Después de tres rounds, que en la lucha libre equivalen a jornadas intensas de piruetas y caricias bien sonoras donde gana el grupo que se imponga dos de tres, valiéndose de todo tipo de tretas y técnicas, desde las llaves de rendición, hasta sacar y mantener al oponente fuera del cuadrilátero durante la cuenta de 20 segundos. Uno y otro combate son precedidos por la exhibición de cada uno de los combatientes, la gente les aplaude como héroes populares o los abuchea como enemigos públicos, los niños aprenden desde temprano en este coliseo a exhibir su dedo medio a quien se lo merece. El desfilar de habilidades y spandex nos dejará tres luchas más con la participación de un conglomerado bárbaro de nombres que parecieran figuras de acción emergidas de las cajas de cereales: Terminator, Ciclón Chapín Sr., Pescador de Palopó, Ángel Negro, El Aspirante, El Tornado, Kamikaze Rojo, Ciclón Negro, El Terrorista y el Hijo de la Araña; estos cuatro últimos en la modalidad de dos contra dos.

Ya entrada la noche el público en lugar de mermar, crece y se expande, este coliseo con olor a Cofal Fuerte y con el sereno sobre el suelo que produce el sudor atrapado en la lámina del techo; niños y niñas observan atentos junto a “Chiri” y su servidor la última de las batallas antes de la estelar cumbia de la jaula. Para este sandungueo sin precedentes la ficha fuerte de la noche es el rudazo hijo de Fishman, traído desde la chilanga Ciudad de México, quien se hace acompañar por El Padrino y Big Bang que se enfrentan a los técnicos: Rayo de Oro, Mano Blanca y Slayer. Como todo lo que pasa en las películas, aquí también ganan los buenos mientras un señor canoso y sin dientes xenófobo le recuerda al estelar, entre gritos y alaridos: “Ándate Mexicaca; arbitro bajate deja de ayudar a Mexicaca”.

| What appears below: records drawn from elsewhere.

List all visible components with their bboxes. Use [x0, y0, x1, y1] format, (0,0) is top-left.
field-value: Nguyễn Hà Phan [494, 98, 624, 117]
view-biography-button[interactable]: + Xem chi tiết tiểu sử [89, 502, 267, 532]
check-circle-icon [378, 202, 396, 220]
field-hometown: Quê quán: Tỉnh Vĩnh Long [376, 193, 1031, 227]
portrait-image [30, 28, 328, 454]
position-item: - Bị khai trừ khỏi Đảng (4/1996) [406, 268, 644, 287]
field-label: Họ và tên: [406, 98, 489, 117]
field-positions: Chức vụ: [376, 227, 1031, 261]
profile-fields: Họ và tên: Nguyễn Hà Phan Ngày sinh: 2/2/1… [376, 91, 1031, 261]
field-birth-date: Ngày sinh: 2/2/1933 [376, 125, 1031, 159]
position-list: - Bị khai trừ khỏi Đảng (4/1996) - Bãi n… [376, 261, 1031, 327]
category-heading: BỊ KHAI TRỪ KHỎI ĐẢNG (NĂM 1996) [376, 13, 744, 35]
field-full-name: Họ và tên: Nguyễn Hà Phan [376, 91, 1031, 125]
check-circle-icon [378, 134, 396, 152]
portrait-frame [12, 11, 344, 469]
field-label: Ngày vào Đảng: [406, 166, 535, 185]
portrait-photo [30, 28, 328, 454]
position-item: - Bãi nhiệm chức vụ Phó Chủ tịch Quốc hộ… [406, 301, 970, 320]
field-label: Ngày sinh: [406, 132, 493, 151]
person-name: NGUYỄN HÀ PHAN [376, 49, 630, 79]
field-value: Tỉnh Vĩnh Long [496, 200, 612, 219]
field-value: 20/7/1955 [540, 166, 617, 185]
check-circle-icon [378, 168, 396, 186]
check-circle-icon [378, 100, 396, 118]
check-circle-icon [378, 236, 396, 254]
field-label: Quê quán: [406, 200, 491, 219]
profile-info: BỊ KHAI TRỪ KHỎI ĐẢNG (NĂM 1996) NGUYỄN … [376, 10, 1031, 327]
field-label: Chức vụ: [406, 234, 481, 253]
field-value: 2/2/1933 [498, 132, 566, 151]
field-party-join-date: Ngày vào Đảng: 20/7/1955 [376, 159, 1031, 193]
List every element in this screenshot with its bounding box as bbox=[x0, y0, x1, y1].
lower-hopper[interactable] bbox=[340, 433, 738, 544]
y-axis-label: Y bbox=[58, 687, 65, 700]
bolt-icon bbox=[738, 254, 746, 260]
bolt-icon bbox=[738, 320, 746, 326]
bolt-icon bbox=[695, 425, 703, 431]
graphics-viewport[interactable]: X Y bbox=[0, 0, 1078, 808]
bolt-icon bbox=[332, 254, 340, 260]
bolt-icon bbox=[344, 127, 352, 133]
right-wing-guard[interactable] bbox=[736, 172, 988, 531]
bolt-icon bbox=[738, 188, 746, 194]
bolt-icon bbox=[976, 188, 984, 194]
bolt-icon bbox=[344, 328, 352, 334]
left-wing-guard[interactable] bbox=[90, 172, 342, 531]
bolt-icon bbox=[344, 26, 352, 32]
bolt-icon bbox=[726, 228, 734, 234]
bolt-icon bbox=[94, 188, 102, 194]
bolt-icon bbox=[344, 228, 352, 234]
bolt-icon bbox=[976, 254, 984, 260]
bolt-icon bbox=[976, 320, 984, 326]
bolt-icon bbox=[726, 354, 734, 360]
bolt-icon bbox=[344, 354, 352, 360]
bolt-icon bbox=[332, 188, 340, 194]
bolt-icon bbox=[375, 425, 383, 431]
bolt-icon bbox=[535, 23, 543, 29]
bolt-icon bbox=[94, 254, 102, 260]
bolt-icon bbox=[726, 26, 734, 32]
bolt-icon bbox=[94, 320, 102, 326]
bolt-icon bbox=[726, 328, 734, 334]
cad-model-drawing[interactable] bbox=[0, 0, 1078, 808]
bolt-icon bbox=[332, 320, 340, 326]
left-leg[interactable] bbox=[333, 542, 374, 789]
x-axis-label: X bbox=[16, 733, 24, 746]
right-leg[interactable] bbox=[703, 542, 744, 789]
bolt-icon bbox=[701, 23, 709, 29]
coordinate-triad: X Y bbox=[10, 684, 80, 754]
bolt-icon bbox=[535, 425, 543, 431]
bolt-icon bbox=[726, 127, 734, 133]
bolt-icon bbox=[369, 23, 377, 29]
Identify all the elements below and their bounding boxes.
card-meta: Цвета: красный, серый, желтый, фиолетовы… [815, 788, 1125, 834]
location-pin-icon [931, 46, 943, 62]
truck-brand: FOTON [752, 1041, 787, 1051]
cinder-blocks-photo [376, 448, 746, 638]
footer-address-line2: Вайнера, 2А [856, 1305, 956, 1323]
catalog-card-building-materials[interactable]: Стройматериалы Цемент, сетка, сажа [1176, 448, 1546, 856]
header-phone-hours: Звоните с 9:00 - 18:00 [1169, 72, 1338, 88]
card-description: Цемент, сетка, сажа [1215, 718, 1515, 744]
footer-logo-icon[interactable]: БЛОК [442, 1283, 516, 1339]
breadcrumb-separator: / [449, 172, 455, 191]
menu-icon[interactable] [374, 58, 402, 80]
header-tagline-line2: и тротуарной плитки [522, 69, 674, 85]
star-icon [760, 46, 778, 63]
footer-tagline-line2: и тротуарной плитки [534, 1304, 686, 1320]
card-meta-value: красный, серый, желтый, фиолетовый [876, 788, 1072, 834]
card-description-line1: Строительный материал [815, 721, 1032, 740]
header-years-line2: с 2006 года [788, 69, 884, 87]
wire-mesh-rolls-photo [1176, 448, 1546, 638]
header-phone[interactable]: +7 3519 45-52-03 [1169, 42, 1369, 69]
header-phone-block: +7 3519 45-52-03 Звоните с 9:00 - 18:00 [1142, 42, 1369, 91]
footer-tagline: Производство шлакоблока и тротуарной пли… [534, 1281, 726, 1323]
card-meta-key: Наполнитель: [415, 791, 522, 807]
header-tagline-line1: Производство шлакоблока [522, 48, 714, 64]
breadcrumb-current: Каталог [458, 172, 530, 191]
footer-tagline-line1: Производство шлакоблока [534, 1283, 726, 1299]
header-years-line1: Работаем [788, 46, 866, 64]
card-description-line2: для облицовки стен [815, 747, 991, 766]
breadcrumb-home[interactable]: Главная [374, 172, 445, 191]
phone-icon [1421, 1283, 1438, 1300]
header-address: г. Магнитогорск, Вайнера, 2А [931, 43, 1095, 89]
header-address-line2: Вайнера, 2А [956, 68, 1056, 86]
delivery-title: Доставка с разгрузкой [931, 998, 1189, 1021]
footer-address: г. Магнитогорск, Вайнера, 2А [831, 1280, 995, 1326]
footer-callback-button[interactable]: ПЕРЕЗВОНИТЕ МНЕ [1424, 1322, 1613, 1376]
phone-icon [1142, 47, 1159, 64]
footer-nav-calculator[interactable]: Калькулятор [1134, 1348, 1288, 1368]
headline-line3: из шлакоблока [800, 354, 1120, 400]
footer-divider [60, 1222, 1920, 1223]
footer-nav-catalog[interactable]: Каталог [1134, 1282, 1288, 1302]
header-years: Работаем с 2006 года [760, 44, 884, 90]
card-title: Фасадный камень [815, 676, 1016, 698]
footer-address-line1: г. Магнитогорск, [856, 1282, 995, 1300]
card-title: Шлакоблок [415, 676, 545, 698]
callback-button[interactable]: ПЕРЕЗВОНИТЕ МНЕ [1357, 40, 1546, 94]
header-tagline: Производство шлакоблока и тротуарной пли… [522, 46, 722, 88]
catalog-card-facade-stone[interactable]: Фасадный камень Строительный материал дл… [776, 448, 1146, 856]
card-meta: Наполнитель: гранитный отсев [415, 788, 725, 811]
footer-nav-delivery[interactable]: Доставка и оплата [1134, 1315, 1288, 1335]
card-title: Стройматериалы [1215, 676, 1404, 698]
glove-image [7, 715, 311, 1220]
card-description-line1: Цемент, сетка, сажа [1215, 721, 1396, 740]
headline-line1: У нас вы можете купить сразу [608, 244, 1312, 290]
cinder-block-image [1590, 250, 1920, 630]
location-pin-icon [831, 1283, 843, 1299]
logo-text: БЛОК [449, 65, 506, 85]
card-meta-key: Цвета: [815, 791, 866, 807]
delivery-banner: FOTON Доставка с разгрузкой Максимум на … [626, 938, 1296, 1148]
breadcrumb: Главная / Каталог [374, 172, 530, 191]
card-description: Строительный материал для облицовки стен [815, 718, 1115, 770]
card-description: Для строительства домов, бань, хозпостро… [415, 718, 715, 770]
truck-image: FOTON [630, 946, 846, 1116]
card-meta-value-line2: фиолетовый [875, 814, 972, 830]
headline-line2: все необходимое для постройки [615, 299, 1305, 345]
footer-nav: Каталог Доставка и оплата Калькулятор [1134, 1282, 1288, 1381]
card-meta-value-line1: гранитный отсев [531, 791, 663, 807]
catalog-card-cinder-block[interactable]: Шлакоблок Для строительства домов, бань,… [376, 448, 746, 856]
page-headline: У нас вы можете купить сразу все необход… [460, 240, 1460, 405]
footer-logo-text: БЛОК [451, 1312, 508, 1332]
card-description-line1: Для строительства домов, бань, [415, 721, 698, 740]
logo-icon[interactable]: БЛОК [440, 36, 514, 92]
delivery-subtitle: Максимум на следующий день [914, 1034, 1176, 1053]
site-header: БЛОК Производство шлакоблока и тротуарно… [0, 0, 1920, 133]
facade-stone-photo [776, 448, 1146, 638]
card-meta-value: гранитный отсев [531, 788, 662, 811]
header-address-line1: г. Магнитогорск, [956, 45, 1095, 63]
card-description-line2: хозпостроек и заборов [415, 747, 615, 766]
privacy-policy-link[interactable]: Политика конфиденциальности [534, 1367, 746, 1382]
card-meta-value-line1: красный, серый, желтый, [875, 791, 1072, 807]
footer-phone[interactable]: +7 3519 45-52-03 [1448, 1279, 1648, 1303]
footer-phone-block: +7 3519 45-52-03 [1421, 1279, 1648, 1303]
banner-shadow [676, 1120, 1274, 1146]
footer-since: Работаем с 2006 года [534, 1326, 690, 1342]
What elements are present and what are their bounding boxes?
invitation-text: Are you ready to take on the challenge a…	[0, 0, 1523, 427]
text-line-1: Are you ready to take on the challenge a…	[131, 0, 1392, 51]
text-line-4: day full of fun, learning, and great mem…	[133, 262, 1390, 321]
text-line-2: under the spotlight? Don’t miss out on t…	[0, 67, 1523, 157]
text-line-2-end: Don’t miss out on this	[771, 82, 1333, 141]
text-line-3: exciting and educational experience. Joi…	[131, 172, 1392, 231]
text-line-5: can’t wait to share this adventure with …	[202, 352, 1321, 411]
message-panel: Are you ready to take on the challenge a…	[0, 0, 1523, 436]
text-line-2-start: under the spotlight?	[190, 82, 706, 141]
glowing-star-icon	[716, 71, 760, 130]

A esta altura de la puesta en la arena –por no decir en escena– de acrobacias, discursos novelescos y de rivalidades a ultranza que llevan rencores en el pecho desde el origen de la lucha libre en Guatemala hace 75 añales. Las luces bajan, lo hace también la jaula que me recuerda la capacidad que tiene el pueblo para creer en sus mitos, en sus héroes, en sus villanos, en la teatralidad y la violencia controlada, alejada esta de la verdadera y replicante violencia de las calles, de la cotidianidad que cansa y agobia al pueblo, que vive y resiste –que es lo mismo, en este país–.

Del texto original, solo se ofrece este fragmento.